Contoh lain adalah kampung saya sendiri, salah satu sentra produsen jambu biji merah di Jawa Tengah. Harga yang dibeli para tengkulak ke petani di pada masa tertentu mencapai Rp 500 per Kg nya. Padahal, kalau kita membeli jambu biji di tukang sayur sekalipun harganya masih di kisaran Rp 10.000.
Situasi ini menunjukkan ketidakseimbangan antara supply dan demand. Di Jepang, pemerintah juga aktif turun tangan terhadap harga pertanian. Mekanismenya melalui penentuan komoditi yang ditanam dan membeli sebagian hasil petani.

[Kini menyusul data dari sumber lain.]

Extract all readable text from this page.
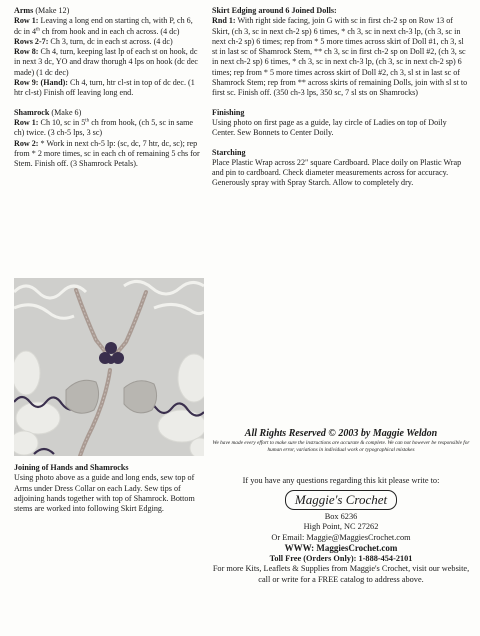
Arms (Make 12)

Row 1: Leaving a long end on starting ch, with P, ch 6, dc in 4th ch from hook and in each ch across. (4 dc)

Rows 2-7: Ch 3, turn, dc in each st across. (4 dc)

Row 8: Ch 4, turn, keeping last lp of each st on hook, dc in next 3 dc, YO and draw thorugh 4 lps on hook (dc dec made) (1 dc dec)

Row 9: (Hand): Ch 4, turn, htr cl-st in top of dc dec. (1 htr cl-st) Finish off leaving long end.

Shamrock (Make 6)

Row 1: Ch 10, sc in 5th ch from hook, (ch 5, sc in same ch) twice. (3 ch-5 lps, 3 sc)

Row 2: * Work in next ch-5 lp: (sc, dc, 7 htr, dc, sc); rep from * 2 more times, sc in each ch of remaining 5 chs for Stem. Finish off. (3 Shamrock Petals).

Joining of Hands and Shamrocks

Using photo above as a guide and long ends, sew top of Arms under Dress Collar on each Lady. Sew tips of adjoining hands together with top of Shamrock. Bottom stems are worked into following Skirt Edging.

Skirt Edging around 6 Joined Dolls:

Rnd 1: With right side facing, join G with sc in first ch-2 sp on Row 13 of Skirt, (ch 3, sc in next ch-2 sp) 6 times, * ch 3, sc in next ch-3 lp, (ch 3, sc in next ch-2 sp) 6 times; rep from * 5 more times across skirt of Doll #1, ch 3, sl st in last sc of Shamrock Stem, ** ch 3, sc in first ch-2 sp on Doll #2, (ch 3, sc in next ch-2 sp) 6 times, * ch 3, sc in next ch-3 lp, (ch 3, sc in next ch-2 sp) 6 times; rep from * 5 more times across skirt of Doll #2, ch 3, sl st in last sc of Shamrock Stem; rep from ** across skirts of remaining Dolls, join with sl st to first sc. Finish off. (350 ch-3 lps, 350 sc, 7 sl sts on Shamrocks)

Finishing

Using photo on first page as a guide, lay circle of Ladies on top of Doily Center. Sew Bonnets to Center Doily.

Starching

Place Plastic Wrap across 22" square Cardboard. Place doily on Plastic Wrap and pin to cardboard. Check diameter measurements across for accuracy. Generously spray with Spray Starch. Allow to completely dry.

All Rights Reserved © 2003 by Maggie Weldon
We have made every effort to make sure the instructions are accurate & complete. We can not however be responsible for human error, variations in individual work or typographical mistakes
If you have any questions regarding this kit please write to:
Maggie's Crochet
Box 6236
High Point, NC 27262
Or Email: Maggie@MaggiesCrochet.com
WWW: MaggiesCrochet.com
Toll Free (Orders Only): 1-888-454-2101
For more Kits, Leaflets & Supplies from Maggie's Crochet, visit our website, call or write for a FREE catalog to address above.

Konsumen di Jepang juga cukup fanatik dengan barang produksi daerah tertentu. Mereka mengatakan bahwa apel yang terenak adalah apel Aomori, jeruk yang lezat adalah Jeruk Shizuoka, dll. Di toko sembako langganan saya, selain harga biasanya ada informasi mengenai asal produk tersebut. Beras yang berasal dari daerah Miyagi, ikan dari Matsushima, bahkan terkadang saya menemukan ikan tuna yang berasal dari Indonesia.
Preferensi produk suatu daerah tertentu ini juga menyebabkan harga barang yang lebih tinggi. Jus Apel dari Aomori harganya berlipat-lipat dengan produk sejenis dari daerah lainnya. Beras jenis hitomebore juga dua kali lipat dibanding produk sejenis yang diproduksi negara lain.
Selain strata sosial dan kepemilikan lahan, kunci kesejahteraan petani di jepang adalah modernisasi pertanian, kontrol supply-demand yang baik, peningkatan bargaining position melalui organisasi, keberpihakan pemerintah, dan preferensi konsumen. Itulah beberapa alasan kenapa para petani di Jepang bisa memiliki 3 mobil.